Her yıl şikayetlerin yüzde 100’ünün mal ve hizmetler üzerine olduğuna değinen Şahin, bu yıl ise tam tersi bir durum yaşadıklarını anlattı.
Şahin, 2022 yılında şikayetlerin sadece yüzde 38’inin alınan mal ve hizmetle ilgili olduğunu belirterek, şunları kaydetti:
“Her sene ilk sırada bankalar, ikinci sırada GSM operatörleri yer alırdı. Uzaktan satışlar, internet hizmetleri, mobilya, beyaz eşya ya da elektronik teknik servislerle ilgili şikayetler birbiriyle yer değiştirirdi. Bu yıl birinci sırayı yüzde 32 ile tüketici hakem heyetleri şikayetleri aldı. Yani şaşılacak bir durum.

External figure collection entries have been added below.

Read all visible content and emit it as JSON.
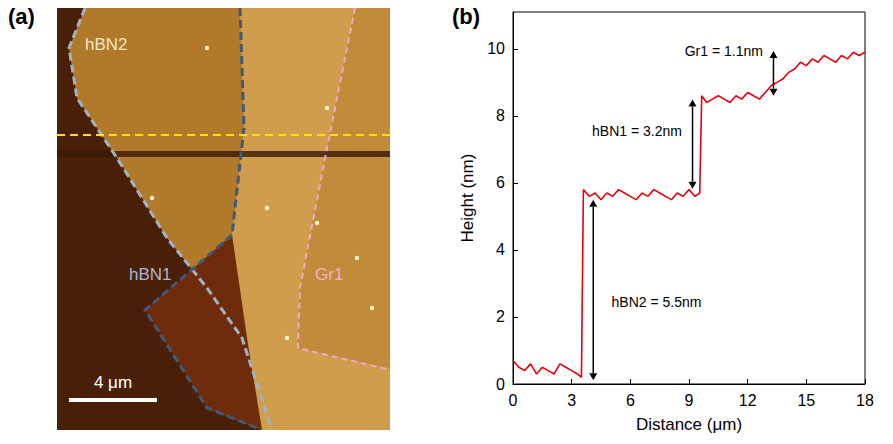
{
  "panel_a": {
    "letter": "(a)",
    "regions": [
      "hBN2",
      "hBN1",
      "Gr1"
    ],
    "scale_bar": "4 μm"
  },
  "chart_data": {
    "type": "line",
    "title": "(b)",
    "x_label": "Distance (μm)",
    "y_label": "Height (nm)",
    "x": [
      0,
      0.3,
      0.6,
      0.9,
      1.2,
      1.5,
      1.8,
      2.1,
      2.4,
      2.7,
      3.0,
      3.3,
      3.5,
      3.6,
      3.9,
      4.2,
      4.5,
      4.8,
      5.1,
      5.4,
      5.7,
      6.0,
      6.3,
      6.6,
      6.9,
      7.2,
      7.5,
      7.8,
      8.1,
      8.4,
      8.7,
      9.0,
      9.3,
      9.55,
      9.65,
      9.9,
      10.2,
      10.5,
      10.8,
      11.1,
      11.4,
      11.7,
      12.0,
      12.3,
      12.6,
      12.9,
      13.2,
      13.5,
      13.8,
      14.1,
      14.4,
      14.7,
      15.0,
      15.3,
      15.6,
      15.9,
      16.2,
      16.5,
      16.8,
      17.1,
      17.4,
      17.7,
      18.0
    ],
    "values": [
      0.7,
      0.5,
      0.4,
      0.6,
      0.3,
      0.5,
      0.4,
      0.3,
      0.6,
      0.5,
      0.4,
      0.3,
      0.2,
      5.8,
      5.6,
      5.7,
      5.5,
      5.7,
      5.6,
      5.8,
      5.7,
      5.6,
      5.5,
      5.7,
      5.6,
      5.8,
      5.7,
      5.6,
      5.5,
      5.7,
      5.6,
      5.8,
      5.6,
      5.7,
      8.6,
      8.4,
      8.5,
      8.6,
      8.5,
      8.4,
      8.6,
      8.5,
      8.7,
      8.6,
      8.5,
      8.7,
      8.9,
      9.0,
      9.1,
      9.3,
      9.4,
      9.6,
      9.5,
      9.7,
      9.6,
      9.8,
      9.7,
      9.6,
      9.8,
      9.7,
      9.9,
      9.8,
      9.9
    ],
    "color": "#e8000b",
    "xlim": [
      0,
      18
    ],
    "xticks": [
      0,
      3,
      6,
      9,
      12,
      15,
      18
    ],
    "ylim": [
      0,
      11.1
    ],
    "yticks": [
      0,
      2,
      4,
      6,
      8,
      10
    ],
    "grid": false,
    "annotations": [
      "Gr1 = 1.1nm",
      "hBN1 = 3.2nm",
      "hBN2 = 5.5nm"
    ]
  }
}
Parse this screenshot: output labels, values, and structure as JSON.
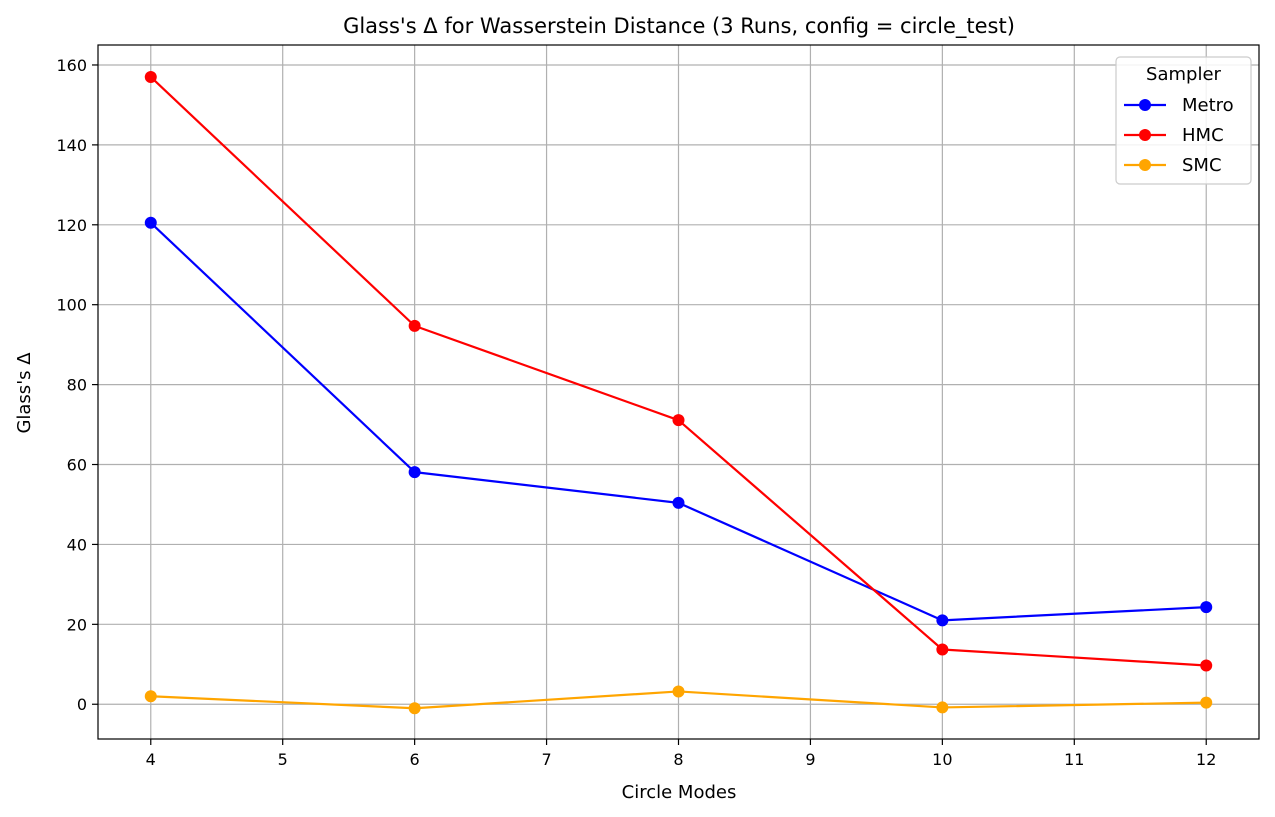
{
  "chart_data": {
    "type": "line",
    "title": "Glass's Δ for Wasserstein Distance (3 Runs, config = circle_test)",
    "xlabel": "Circle Modes",
    "ylabel": "Glass's Δ",
    "x": [
      4,
      6,
      8,
      10,
      12
    ],
    "xlim": [
      3.6,
      12.4
    ],
    "ylim": [
      -8.7,
      165.0
    ],
    "xticks": [
      4,
      5,
      6,
      7,
      8,
      9,
      10,
      11,
      12
    ],
    "yticks": [
      0,
      20,
      40,
      60,
      80,
      100,
      120,
      140,
      160
    ],
    "grid": true,
    "legend": {
      "title": "Sampler",
      "position": "top-right"
    },
    "series": [
      {
        "name": "Metro",
        "color": "#0000ff",
        "values": [
          120.5,
          58.1,
          50.4,
          21.0,
          24.3
        ]
      },
      {
        "name": "HMC",
        "color": "#ff0000",
        "values": [
          157.0,
          94.7,
          71.1,
          13.7,
          9.7
        ]
      },
      {
        "name": "SMC",
        "color": "#ffa500",
        "values": [
          2.0,
          -1.0,
          3.2,
          -0.8,
          0.4
        ]
      }
    ]
  }
}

Tüketiciyi korumakla alakalı kurulan tüketici hakem heyetleri, tüketici tarafından en çok şikayet edilen kurum oldu. Gelen şikayetler kaymakamlıklara bağlı ilçe hakem heyetleriyle alakalı. Bize gelen 14 bin 763 şikayetin yüzde 32’si ilçe hakemi heyetleriyle alakalı.”

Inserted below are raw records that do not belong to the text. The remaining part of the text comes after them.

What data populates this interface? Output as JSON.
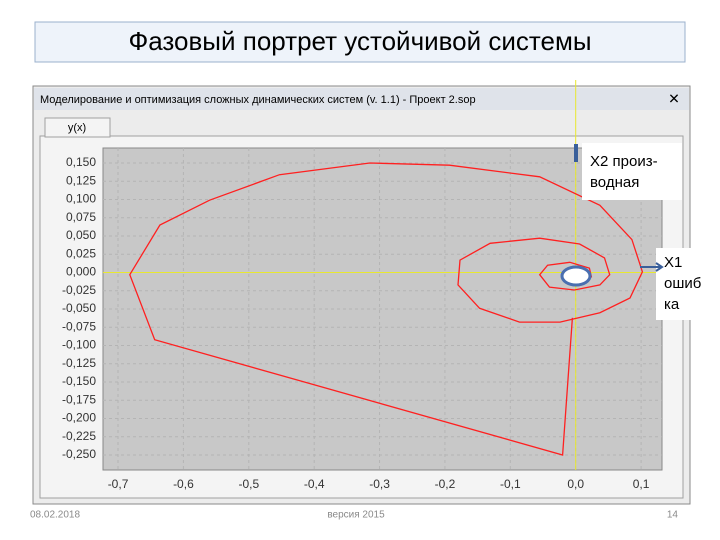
{
  "slide_title": "Фазовый портрет устойчивой системы",
  "window_title": "Моделирование и оптимизация сложных динамических систем (v. 1.1) - Проект 2.sop",
  "tab": "y(x)",
  "annotations": [
    {
      "lines": [
        "X2 произ-",
        "водная"
      ]
    },
    {
      "lines": [
        "X1",
        "ошиб",
        "ка"
      ]
    }
  ],
  "footer": {
    "date": "08.02.2018",
    "version": "версия 2015",
    "page": "14"
  },
  "chart_data": {
    "type": "line",
    "color": "#ff2020",
    "grid": true,
    "x": [
      -0.005,
      -0.02,
      -0.644,
      -0.682,
      -0.636,
      -0.56,
      -0.453,
      -0.315,
      -0.193,
      -0.055,
      0.037,
      0.086,
      0.102,
      0.083,
      0.037,
      -0.024,
      -0.086,
      -0.147,
      -0.18,
      -0.177,
      -0.131,
      -0.055,
      0.006,
      0.044,
      0.052,
      0.037,
      -0.002,
      -0.04,
      -0.055,
      -0.043,
      -0.009,
      0.021,
      0.024,
      0.003,
      -0.002
    ],
    "values": [
      -0.062,
      -0.25,
      -0.092,
      -0.003,
      0.065,
      0.099,
      0.134,
      0.15,
      0.147,
      0.131,
      0.092,
      0.045,
      0.001,
      -0.035,
      -0.055,
      -0.068,
      -0.068,
      -0.049,
      -0.017,
      0.017,
      0.04,
      0.047,
      0.039,
      0.02,
      -0.003,
      -0.017,
      -0.024,
      -0.02,
      -0.003,
      0.01,
      0.014,
      0.006,
      -0.006,
      -0.013,
      -0.008
    ],
    "xlim": [
      -0.723,
      0.132
    ],
    "ylim": [
      -0.2705,
      0.1705
    ],
    "xticks": [
      {
        "value": -0.7,
        "label": "-0,7"
      },
      {
        "value": -0.6,
        "label": "-0,6"
      },
      {
        "value": -0.5,
        "label": "-0,5"
      },
      {
        "value": -0.4,
        "label": "-0,4"
      },
      {
        "value": -0.3,
        "label": "-0,3"
      },
      {
        "value": -0.2,
        "label": "-0,2"
      },
      {
        "value": -0.1,
        "label": "-0,1"
      },
      {
        "value": 0,
        "label": "0,0"
      },
      {
        "value": 0.1,
        "label": "0,1"
      }
    ],
    "yticks": [
      {
        "value": 0.15,
        "label": "0,150"
      },
      {
        "value": 0.125,
        "label": "0,125"
      },
      {
        "value": 0.1,
        "label": "0,100"
      },
      {
        "value": 0.075,
        "label": "0,075"
      },
      {
        "value": 0.05,
        "label": "0,050"
      },
      {
        "value": 0.025,
        "label": "0,025"
      },
      {
        "value": 0,
        "label": "0,000"
      },
      {
        "value": -0.025,
        "label": "-0,025"
      },
      {
        "value": -0.05,
        "label": "-0,050"
      },
      {
        "value": -0.075,
        "label": "-0,075"
      },
      {
        "value": -0.1,
        "label": "-0,100"
      },
      {
        "value": -0.125,
        "label": "-0,125"
      },
      {
        "value": -0.15,
        "label": "-0,150"
      },
      {
        "value": -0.175,
        "label": "-0,175"
      },
      {
        "value": -0.2,
        "label": "-0,200"
      },
      {
        "value": -0.225,
        "label": "-0,225"
      },
      {
        "value": -0.25,
        "label": "-0,250"
      }
    ]
  }
}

– “Çoğunlukla satıcı lehine kararlar verildi”
İlçe hakem heyetlerinin kararlarının çoğunun satıcı lehine sonuçlandığını iddia eden Şahin, Tüketici Kanunu’na aykırı bir şekilde, satıcı lehine verilen kararlardan dolayı tüketicilerin hakem heyetlerini şikayet ettiğini dile getirdi.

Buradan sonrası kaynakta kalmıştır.